2. Avesthagen’s Patent
Avesthagen, an Indian company had obtained a Patent on alleged traditional knowledge titled “synergistic ayurvedic/ functional food bioactive composition” with application no. 1076/CHE/2007. The patented invention was used for the treatment of diabetes, composed of 3 herbal composition jamun, lavangpatti and chundun. The patent was initially filed in the EPO (status to which was objected) which was challenged by TKDL, but Indian equivalent was not opposed. Subsequently, the Ministry of Commerce and Industry through TKLD revoked the patent under Section 66 via its notification of November 7, 2012.
In both situations the Government made sure that such revocation was for the interest of public at large and the same is not endangered due to grant of such patents. No cases of revoking a patent by the government during national emergency for drugs and medicines have been filed but there are other provisions in which the Government may utilise, manufacture and use such patents. A reference of the same is made below.
Conditional grant of patent [Section 47]: This empowers the Government to import, make, use or distribute any patent with respect to any medicine or drug for its own purpose or for public health distribution.
Grant of compulsory licence [Sections 82 to 94]: Chapter XVI deals with the general principles and circumstances for grant of compulsory licences in order to protect public interest particularly public health and nutrition. These provisions check the abuse of patent rights. They can be invoked if the reasonable requirements of the public with respect to patented inventions have not been satisfied, and the patented invention is not available for public at a reasonably affordable price, and if the patented invention is not worked in the territory of India.
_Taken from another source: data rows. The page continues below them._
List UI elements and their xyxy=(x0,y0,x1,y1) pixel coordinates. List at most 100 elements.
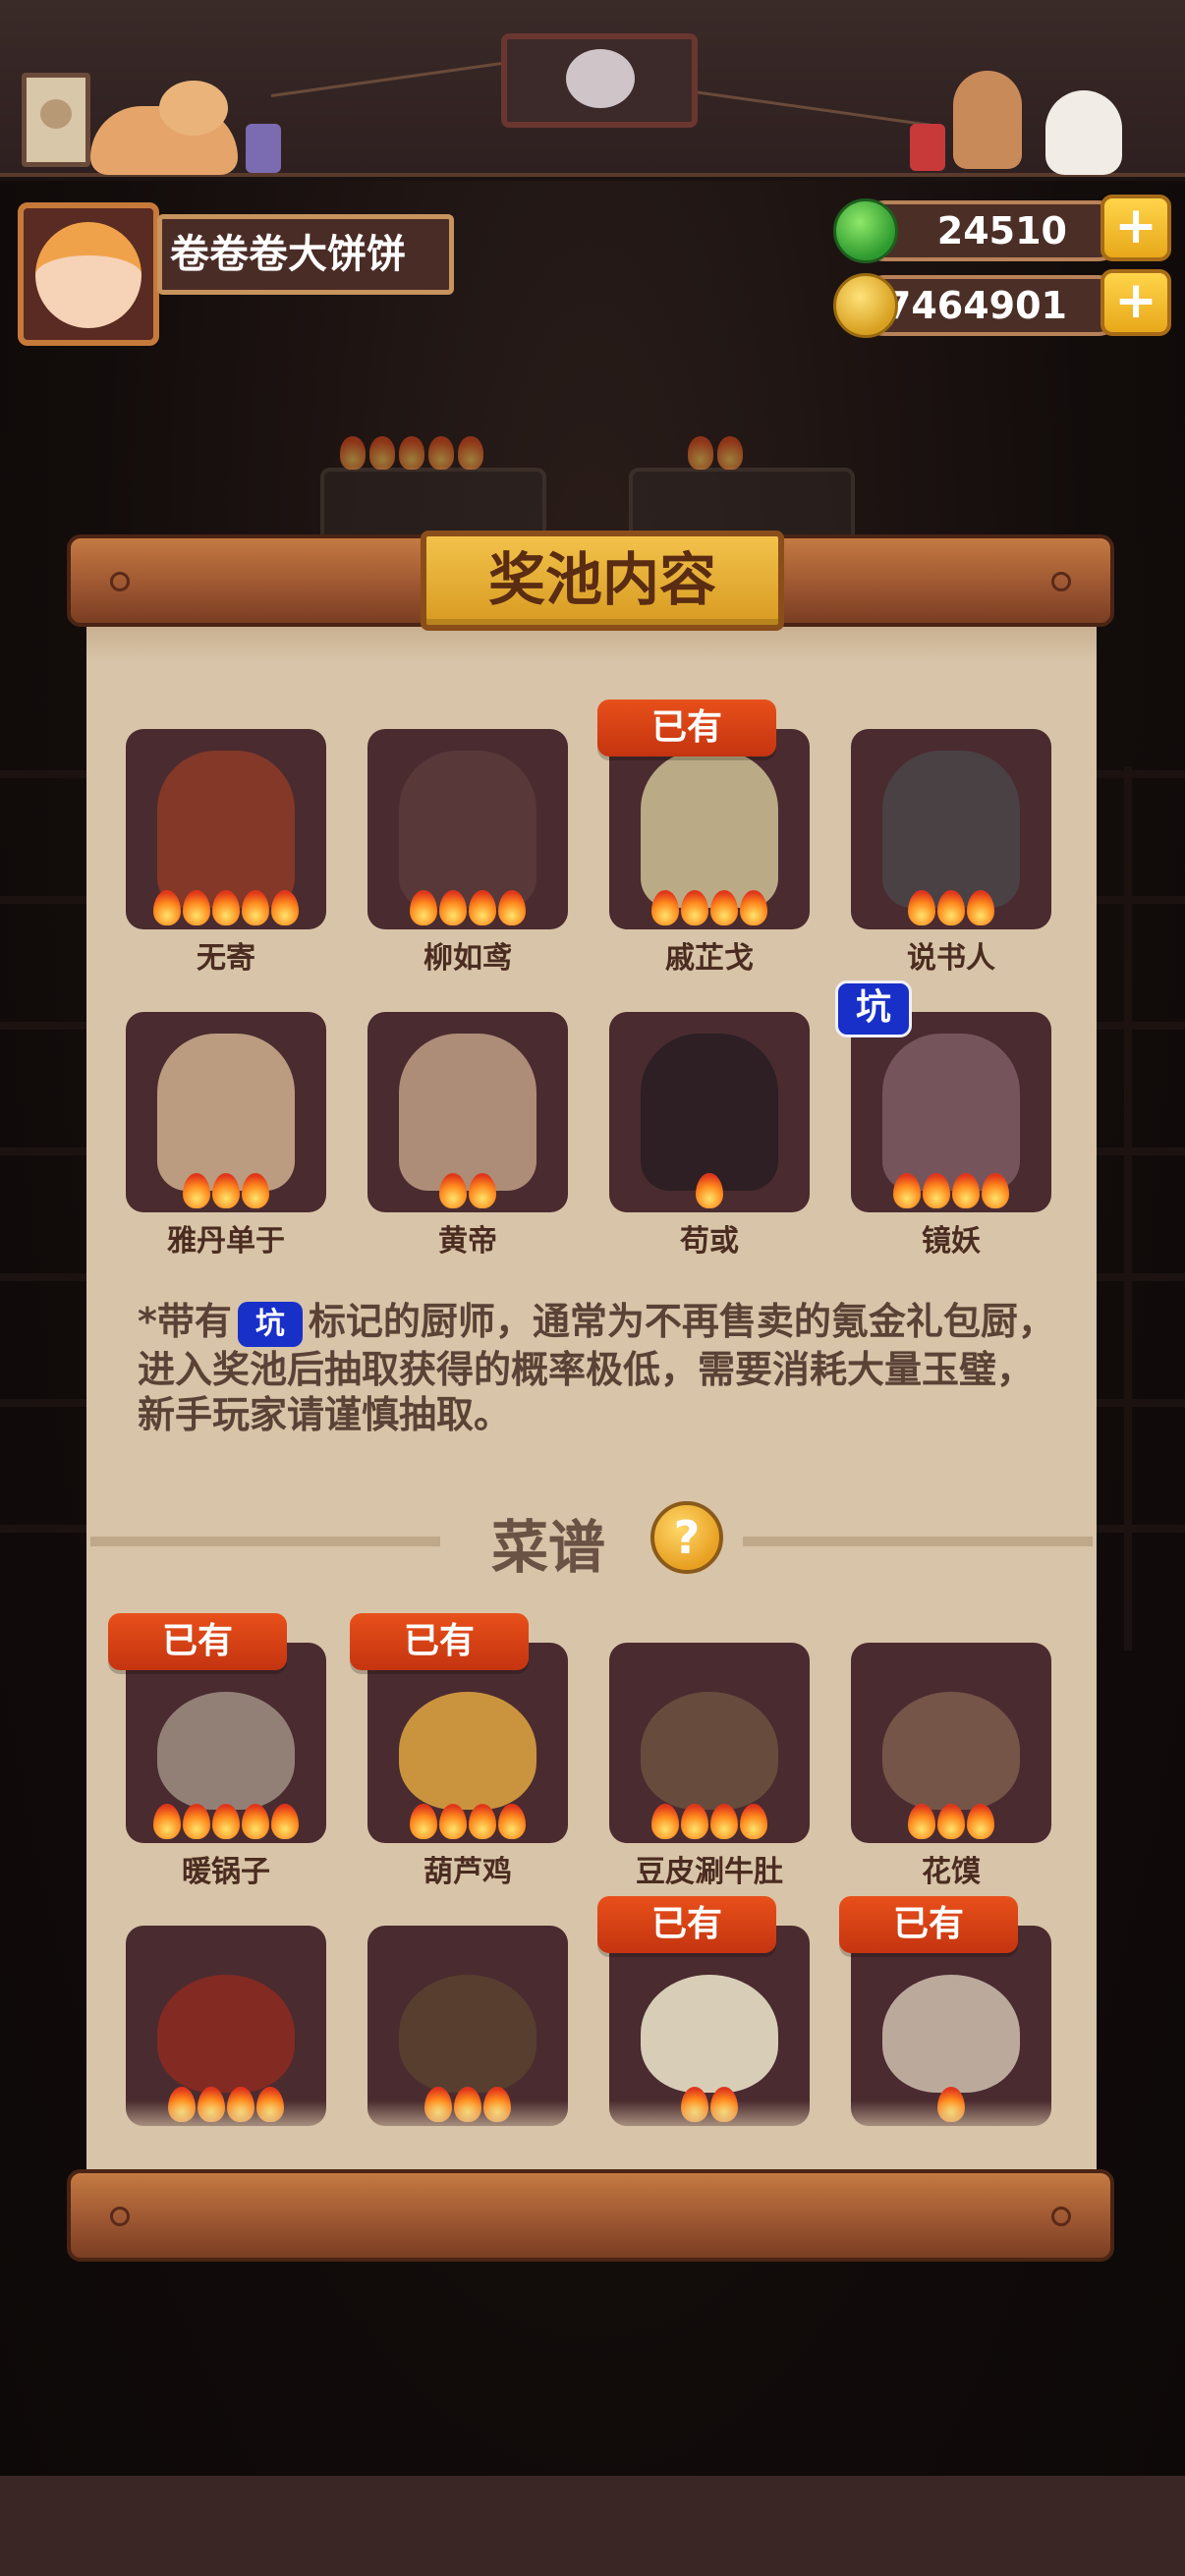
recipe-card[interactable]: 暖锅子 xyxy=(126,1643,326,1889)
owned-badge: 已有 xyxy=(597,700,776,756)
flame-icon xyxy=(439,1173,467,1208)
recipe-card[interactable]: 花馍 xyxy=(851,1643,1051,1889)
chef-portrait xyxy=(399,751,536,908)
flame-icon xyxy=(212,890,240,925)
chef-card[interactable]: 苟或 xyxy=(609,1012,810,1259)
chef-card[interactable]: 黄帝 xyxy=(367,1012,568,1259)
flame-icon xyxy=(242,1173,269,1208)
recipe-card[interactable] xyxy=(851,1926,1051,2126)
flame-icon xyxy=(937,1804,965,1839)
rarity-flames xyxy=(367,1804,568,1843)
flame-icon xyxy=(271,1804,299,1839)
recipe-portrait xyxy=(157,1975,295,2093)
divider-left xyxy=(90,1537,440,1546)
flame-icon xyxy=(469,890,496,925)
recipe-portrait xyxy=(882,1975,1020,2093)
chef-name: 说书人 xyxy=(907,941,995,976)
help-icon[interactable]: ? xyxy=(650,1501,723,1574)
rarity-flames xyxy=(851,1173,1051,1212)
owned-badge: 已有 xyxy=(108,1613,287,1670)
recipes-title: 菜谱 xyxy=(491,1514,606,1581)
chef-name: 无寄 xyxy=(197,941,255,976)
flame-icon xyxy=(439,890,467,925)
recipe-portrait xyxy=(641,1692,778,1810)
rarity-flames xyxy=(367,890,568,929)
flame-icon xyxy=(908,890,935,925)
bottom-bar-background xyxy=(0,2476,1185,2576)
recipe-card[interactable]: 葫芦鸡 xyxy=(367,1643,568,1889)
rarity-flames xyxy=(609,1804,810,1843)
flame-icon xyxy=(952,1173,980,1208)
rarity-flames xyxy=(126,890,326,929)
chef-card[interactable]: 镜妖 xyxy=(851,1012,1051,1259)
chef-card[interactable]: 说书人 xyxy=(851,729,1051,976)
chef-portrait xyxy=(882,751,1020,908)
flame-icon xyxy=(212,1173,240,1208)
hanging-scroll-decoration xyxy=(22,73,90,167)
recipe-card[interactable] xyxy=(126,1926,326,2126)
chef-card[interactable]: 戚芷戈 xyxy=(609,729,810,976)
flame-icon xyxy=(242,1804,269,1839)
sleeping-cat-decoration xyxy=(90,81,238,175)
chef-portrait xyxy=(641,1034,778,1191)
chef-name: 戚芷戈 xyxy=(665,941,754,976)
flame-icon xyxy=(923,1173,950,1208)
recipe-card[interactable] xyxy=(367,1926,568,2126)
rarity-flames xyxy=(851,890,1051,929)
add-jade-button[interactable]: + xyxy=(1100,195,1171,261)
flame-icon xyxy=(469,1804,496,1839)
rod-knob-icon xyxy=(1051,572,1071,591)
center-portrait-frame xyxy=(501,33,698,128)
flame-icon xyxy=(740,1804,767,1839)
player-avatar[interactable] xyxy=(18,202,159,346)
chef-name: 黄帝 xyxy=(438,1224,497,1259)
rabbit-decoration xyxy=(1045,90,1122,175)
recipe-name: 葫芦鸡 xyxy=(423,1855,512,1889)
coin-icon xyxy=(833,273,898,338)
flame-icon xyxy=(153,890,181,925)
recipe-card[interactable] xyxy=(609,1926,810,2126)
flame-icon xyxy=(410,1804,437,1839)
flame-icon xyxy=(153,1804,181,1839)
jade-icon xyxy=(833,198,898,263)
recipe-card[interactable]: 豆皮涮牛肚 xyxy=(609,1643,810,1889)
background-flames-right xyxy=(688,436,884,476)
add-coin-button[interactable]: + xyxy=(1100,269,1171,336)
chef-portrait xyxy=(157,1034,295,1191)
flame-icon xyxy=(740,890,767,925)
flame-icon xyxy=(908,1804,935,1839)
chef-card[interactable]: 雅丹单于 xyxy=(126,1012,326,1259)
chef-card[interactable]: 柳如鸢 xyxy=(367,729,568,976)
chef-card[interactable]: 无寄 xyxy=(126,729,326,976)
chef-portrait xyxy=(399,1034,536,1191)
flame-icon xyxy=(651,890,679,925)
rarity-flames xyxy=(126,1804,326,1843)
recipe-portrait xyxy=(157,1692,295,1810)
list-fade xyxy=(98,2100,1081,2140)
jar-decoration-right xyxy=(910,124,945,171)
scroll-rod-bottom xyxy=(67,2169,1114,2262)
flame-icon xyxy=(183,890,210,925)
flame-icon xyxy=(183,1173,210,1208)
flame-icon xyxy=(710,1804,738,1839)
jar-decoration-left xyxy=(246,124,281,173)
flame-icon xyxy=(439,1804,467,1839)
chef-portrait xyxy=(882,1034,1020,1191)
flame-icon xyxy=(469,1173,496,1208)
rod-knob-icon xyxy=(1051,2207,1071,2226)
avatar-portrait xyxy=(35,222,141,328)
keng-note: *带有坑标记的厨师，通常为不再售卖的氪金礼包厨，进入奖池后抽取获得的概率极低，需… xyxy=(138,1299,1061,1437)
flame-icon xyxy=(242,890,269,925)
flame-icon xyxy=(498,1804,526,1839)
flame-icon xyxy=(710,890,738,925)
chef-name: 柳如鸢 xyxy=(423,941,512,976)
flame-icon xyxy=(212,1804,240,1839)
keng-badge: 坑 xyxy=(835,980,912,1037)
chef-girl-decoration xyxy=(953,71,1022,169)
flame-icon xyxy=(651,1804,679,1839)
flame-icon xyxy=(183,1804,210,1839)
recipe-portrait xyxy=(399,1975,536,2093)
flame-icon xyxy=(498,890,526,925)
flame-icon xyxy=(681,1804,708,1839)
keng-inline-badge: 坑 xyxy=(237,1301,303,1347)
Section 92 provides for action in case of national emergency, extreme urgency and public non-commercial use, and can be invoked without the grace period of 3 years from grant of patent. In India, the first compulsory license was granted to Natco Pharma on March 2012 for drug named Nexavar used for the treatment of Liver and Kidney Cancer patented by the German Drug maker Bayer AG.
Use of invention for the purpose of Government [Sections 99-101]: These complements Section 47.
Acquisition of invention and patent for public purpose [Section 102]: This empowers the Government to acquire a patent to meet national requirements.
Bolar provision [Section 107 (A) (a)]: This facilitates production and marketing of patented products immediately after expiry of term of patent protection by permitting preparatory action by non-patentees during life of patent.
Parallel import [Section 107(A) (b)]: This provides for import so that patented product can become available at the lowest international price.
Although the Act confers the power on the Government of India to invoke above discussed provisions during national emergencies, it fails to specify the scope and ambit of such powers exercised by the Authorities. The modes of revocation or detailed factors amounting to revocation are not specified in the Act which may lead to judicial conflict or confusion. Further, Compulsory Licensing having requirement of public non-commercial use, lacks to interpret whether it is inclusive of national emergencies or is an individual criterion. In India, by taking advantage of the provisions under the Patent Act and TRIPS agreement, the government will be able to take proper measure to safeguard public health by utilizing lifesaving patent protected medicines, without the fear of facing international pressure to enforce patent rights.